Thursday, December 01, 2005

Life and death - and life

Our lives give us an illusion of permanence: there are slow years, decades, and in the beginning not even a real sense of their eventual ending. But in reality it is such a brief moment we spend in the world. At heart we are rootless, nomadic species, at the mercy of random fate: in no place and in no time do we truly settle in. The Enlightenment is not very effective in capturing this truth: it is not good with impermanence and insecurity, with tragedy, if you may. Art and religion do much better, are more tuned to long views, to this human predicament, human condition. These darkish thoughts I suppose are largely due to the fact that this weekend we will begin burying another generation of my family after a 20 years break since the previous one. In the coming years there will be many of these occasions, and some that I am still very much afraid of - in the 80's these leavings did not touch me this personally: now I see to the both directions, to youth and to old age, and many of those that will be going, that are going were once the permanent, loved cornerstones of my own life. They seemed permanent. It is a very brief, fleeting moment that we spend in this world.

Dark thoughts? I wonder. It would seem meaningless to complain. This is the human condition, this has been our strange fate. And of course, this impermanence gives us a high value to our lives, to our brief and fundamentally tragic moment. It is all we have and it can be taken away or wrecked so easily. Much of our feverish modern activity is aimed to conceal this truth. But yes, there is also wild exhilaration in this beautiful landscape with its ice cold air of chaos and danger. And boundless sadness.

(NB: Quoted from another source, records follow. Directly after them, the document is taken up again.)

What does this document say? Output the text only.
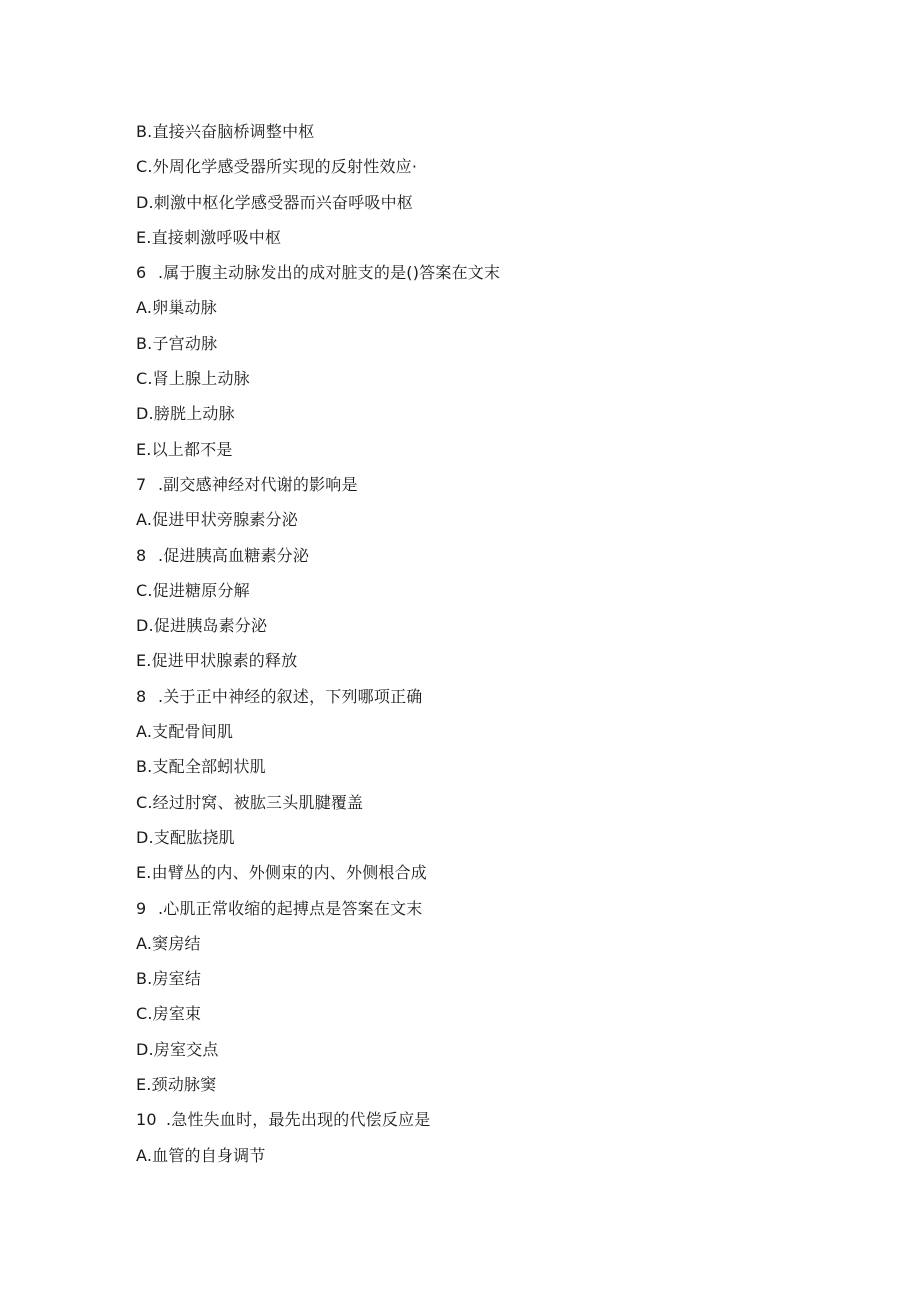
B.直接兴奋脑桥调整中枢
C.外周化学感受器所实现的反射性效应·
D.刺激中枢化学感受器而兴奋呼吸中枢
E.直接刺激呼吸中枢
6 .属于腹主动脉发出的成对脏支的是()答案在文末
A.卵巢动脉
B.子宫动脉
C.肾上腺上动脉
D.膀胱上动脉
E.以上都不是
7 .副交感神经对代谢的影响是
A.促进甲状旁腺素分泌
8 .促进胰高血糖素分泌
C.促进糖原分解
D.促进胰岛素分泌
E.促进甲状腺素的释放
8 .关于正中神经的叙述，下列哪项正确
A.支配骨间肌
B.支配全部蚓状肌
C.经过肘窝、被肱三头肌腱覆盖
D.支配肱挠肌
E.由臂丛的内、外侧束的内、外侧根合成
9 .心肌正常收缩的起搏点是答案在文末
A.窦房结
B.房室结
C.房室束
D.房室交点
E.颈动脉窦
10 .急性失血时，最先出现的代偿反应是
A.血管的自身调节
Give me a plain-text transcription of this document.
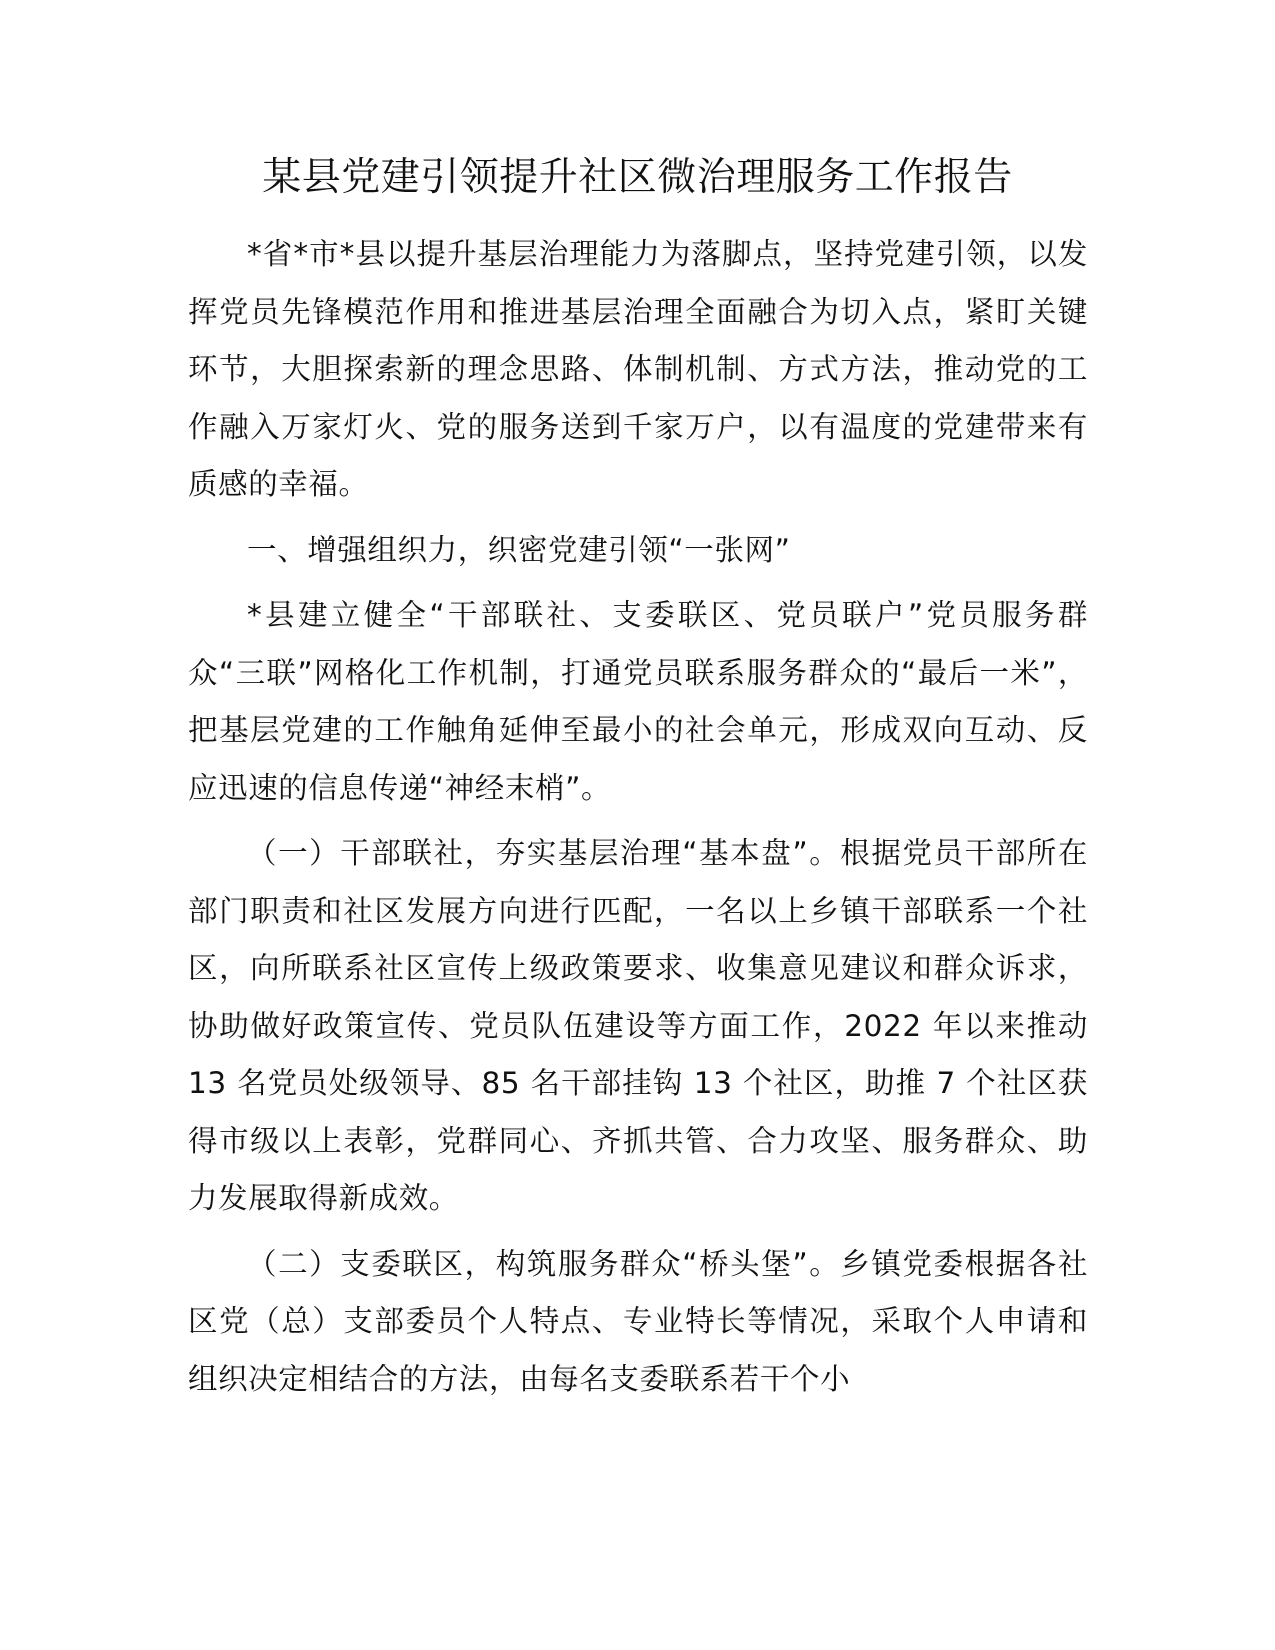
某县党建引领提升社区微治理服务工作报告

*省*市*县以提升基层治理能力为落脚点，坚持党建引领，以发挥党员先锋模范作用和推进基层治理全面融合为切入点，紧盯关键环节，大胆探索新的理念思路、体制机制、方式方法，推动党的工作融入万家灯火、党的服务送到千家万户，以有温度的党建带来有质感的幸福。

一、增强组织力，织密党建引领“一张网”

*县建立健全“干部联社、支委联区、党员联户”党员服务群众“三联”网格化工作机制，打通党员联系服务群众的“最后一米”，把基层党建的工作触角延伸至最小的社会单元，形成双向互动、反应迅速的信息传递“神经末梢”。

（一）干部联社，夯实基层治理“基本盘”。根据党员干部所在部门职责和社区发展方向进行匹配，一名以上乡镇干部联系一个社区，向所联系社区宣传上级政策要求、收集意见建议和群众诉求，协助做好政策宣传、党员队伍建设等方面工作，2022 年以来推动 13 名党员处级领导、85 名干部挂钩 13 个社区，助推 7 个社区获得市级以上表彰，党群同心、齐抓共管、合力攻坚、服务群众、助力发展取得新成效。

（二）支委联区，构筑服务群众“桥头堡”。乡镇党委根据各社区党（总）支部委员个人特点、专业特长等情况，采取个人申请和组织决定相结合的方法，由每名支委联系若干个小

A brief postscript. I would not address here the hope of the Christian theology (such that is not so clearly stated in what is reported of Christ's actual teachings) that is so widely shared in my family - it would seem to be a separate matter, out of our hands, something that cold Enlightenment reason is better in handling. For me religion is not very much about its literal truth but of its description of the human experience in the world, in a sense also of its potential worthiness of being made true. And that seems a very far away thing in relation with the current reality of death and human impermanence. This is a very abstract, and in many ways a very mystical way of seeing religion, far beyond the literalness and crudeness of its mainstream practice, and in many ways not very far from some aspects of Finnish Pietism that so much dominates my family's spiritual heritage.